Archaeological RNN Tutorial (Part 2): How to Use RNN Networks for Sequence Prediction

Introduction

In the previous chapter, we explained the basic structure and principles of RNN, as well as how to use PyTorch's pack_padded_sequence and pad_packed_sequence functions to handle variable-length batch data.

This chapter mainly introduces how to use these functions to build an RNN model capable of training classification tasks, and how to write batch training scripts.

Finally, we also include some parameter tuning tips for sequence networks 😊

Series Directory

Archaeological RNN Tutorial (Part 1): Understanding How PyTorch RNN Handles Variable-Length Batch Training — Introduction to RNN principles and methods for handling variable-length sequence batches
Archaeological RNN Tutorial (Part 2): How to Use RNN Networks for Sequence Prediction — Training an RNN classification network for sequence sum and remainder calculation, plus some parameter tuning tips

Training Task Introduction

We use the sequence sum and remainder calculation task to verify the performance of the RNN model.

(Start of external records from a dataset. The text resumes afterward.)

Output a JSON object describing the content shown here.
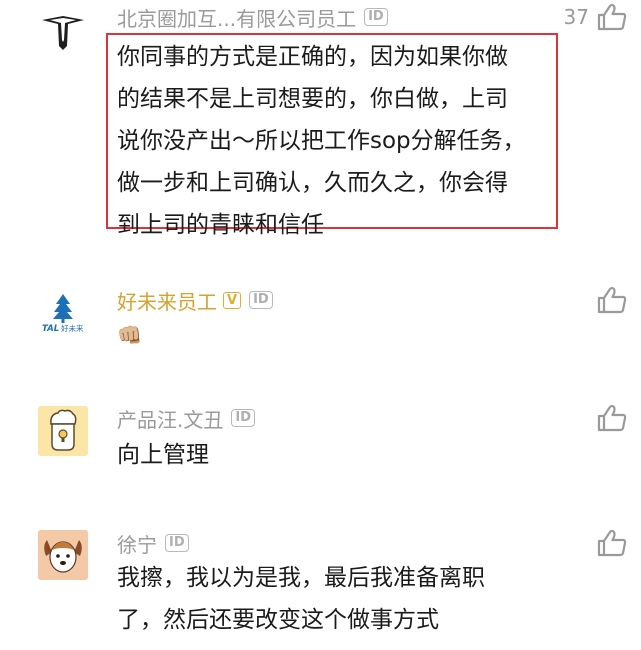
{
  "comments": [
    {
      "author": "北京圈加互...有限公司员工",
      "badge": "ID",
      "likes": "37",
      "text_lines": [
        "你同事的方式是正确的，因为如果你做",
        "的结果不是上司想要的，你白做，上司",
        "说你没产出～所以把工作sop分解任务，",
        "做一步和上司确认，久而久之，你会得",
        "到上司的青睐和信任"
      ],
      "avatar_icon": "triangle-logo-icon"
    },
    {
      "author": "好未来员工",
      "verified_badge": "V",
      "badge": "ID",
      "likes": "",
      "text": "👊🏼",
      "avatar_logo_text": "TAL好未来",
      "avatar_icon": "tal-logo-icon"
    },
    {
      "author": "产品汪.文丑",
      "badge": "ID",
      "likes": "",
      "text": "向上管理",
      "avatar_icon": "cartoon-person-avatar-icon"
    },
    {
      "author": "徐宁",
      "badge": "ID",
      "likes": "",
      "text_lines": [
        "我擦，我以为是我，最后我准备离职",
        "了，然后还要改变这个做事方式"
      ],
      "avatar_icon": "dog-avatar-icon"
    }
  ],
  "colors": {
    "highlight_border": "#e0323a",
    "name_gray": "#9a9a9a",
    "name_gold": "#d9a12e",
    "text": "#1b1b1b"
  }
}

Sequence Sum and Remainder Calculation: The dataset consists of input-output pairs (X, Y), formally defined as follows:

Model Input X:
A random integer sequence of arbitrary length $ n \in \mathbb{N}^+ $, $ X = (x_1, x_2, \dots, x_n) $, where each element $ x_i $ is independently and identically distributed from the set $ {0, 1, 2, \dots, 9} $, i.e.:
$x_{i} \overset{i.i.d.}{\sim} Uniform {0, 1, \dots, 9}, \forall i = 1, \dots, n$
Target Output Y:
The result of taking the sum of all elements in the sequence modulo 10:
$Y = (\sum_{i = 1}^{n} x_{i}) mod 10$

Here are some dataset examples:

Model Input X	Calculation Process	Target Output Y
`[3, 7, 1, 9]`	(3+7+1+9) = 20 → 20 mod 10	`0`
`[5]`	5 mod 10	`5`
`[1,2,3,4,5,6,7,8,9,0]`	45 mod 10	`5`
`[8, 8, 8]`	24 mod 10	`4`

This task can be considered as a sequence-to-scalar mapping problem, with the goal of learning the mapping function from arbitrary-length digit sequences to the sum of their digits modulo 10. Due to variable input lengths and random elements, this dataset can be used to test the RNN model's ability to model variable-length sequences, perform modular arithmetic reasoning, and generalize.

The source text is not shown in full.